Helping a client end a visit with a part.
• We’re going to have to end this visit soon, so what does this part need
before we go, to make sure it will be okay until we come again.
• There are various sets of unburdening rituals that can be used to
help parts let go of experiences, beliefs, and dysfunctional decisions.
• (Simple version) Is there something this part has been carrying that it would like
to put down or give back before we close?
• Would it be alright to end this visit now?
• Can you promise that you will check in with her next week?
• Promise him that you will not forget him.
• Maybe you can find a place in your body where you can keep her until next time?
• Would it be okay with her to stay there in that place?
• What will help this part if she gets upset and I am not here to help you be with her?
• Have the client thank any parts that stepped back or helped out in any way.
• Check to see if any parts are not okay with what happened during the session.
Part 2. Transition from an indirect to a direct relationship
The therapist has been relating to the part indirectly through the client
(indicated by solid blue arrows). The intention now is to shift into direct mode
And work directly with the client’s part (as indicated by the broken light blue arrow).
Desires to shift to working directly
The transition starts with the therapist working indirectly.
Getting permission is important. It prevents surprises, empowers the client, keeps
them in charge of things, and minimizes confusion.
“Would it be all right for me to talk
to the sad part directly?.
Desires to shift into working directly.
Step 1: Therapist requests permission to make the shift.
It is always good to watch the body language. Make sure the client is in touch with
the part, and that the body language is coherent with the conversation.
“Can you ask the part if it is okay if I
say something to her?”
Step 2: Therapist requests permission from the part itself.
Now the transfer is complete. The client’s relationship to the part shifts slightly, it is
more passive while also being mindful. Even though we address the part with our
message, there is really no difference between this situation and working directly
with a mindful client.
“I wonder if you can just be there
with this part, just be a passive witness
and notice what happens as I say
something to him?”
Step 3: Therapist sets up the new situation.
“I can do that.”
The dotted line indicates that the therapist now considers the client and the part to
be somewhat more identified.
“Notice what happens when I say to
him, ‘I see how hard you tried.’
Step 4: Therapist speaks the acknowledgment to the part, but includes the
client by saying, “Notice what happens when…”
Now the work can proceed in the conventional direct mode until the session ends
or until the therapist decides to shift back to the indirect mode again.
“What did you notice when I said those
Step 5: Ask the client to report what happened.
“He felt very relieved. It
really felt good.”
Let’s summarize the process of shifting form indirect back to direct.

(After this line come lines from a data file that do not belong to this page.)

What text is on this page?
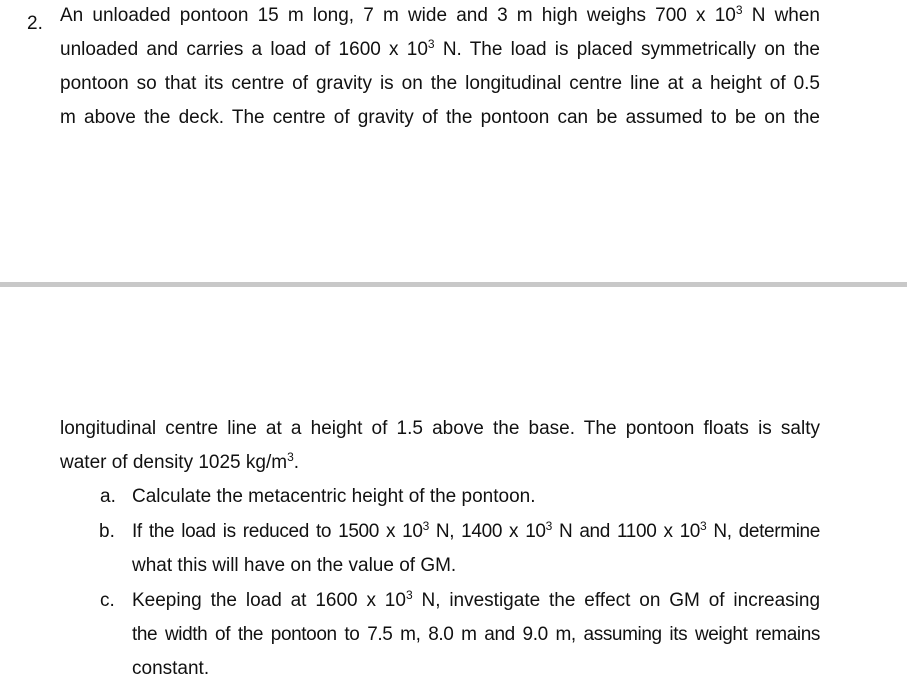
2. An unloaded pontoon 15 m long, 7 m wide and 3 m high weighs 700 x $10^3$ N when
unloaded and carries a load of 1600 x $10^3$ N. The load is placed symmetrically on the
pontoon so that its centre of gravity is on the longitudinal centre line at a height of 0.5
m above the deck. The centre of gravity of the pontoon can be assumed to be on the
longitudinal centre line at a height of 1.5 above the base. The pontoon floats is salty
water of density 1025 $kg/m^3$.
a. Calculate the metacentric height of the pontoon.
b. If the load is reduced to 1500 x $10^3$ N, 1400 x $10^3$ N and 1100 x $10^3$ N, determine
what this will have on the value of GM.
c. Keeping the load at 1600 x $10^3$ N, investigate the effect on GM of increasing
the width of the pontoon to 7.5 m, 8.0 m and 9.0 m, assuming its weight remains
constant.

Step 1: Request permission from the observing Self.
“Would it be okay for me to say something to this part?”
Step 2: Request the client to ask the part for its permission?
. “Can you ask the part if it is okay if I say something to him/her?”
Step 3: Set up the new situation.
“I wonder of you could just be there as a passive witness, just notice
what happens when I say something to him?”
Step 4: Make the acknowledgment:
“Notice what happens when I say to him: “I know how hard you tried.“
Step 5: Ask for a report about what happened.
“What happened when I said that?”
The therapist is now in direct mode with the client. He can then resume direct Hakomi work,
but in doing so he must make sure that the client does not abandon the part. If the client
becomes distracted before the session ends or if the subject changes, the therapist must
make sure that the part is alright.
“Can you check in on that part we worked with and make sure he is okay?”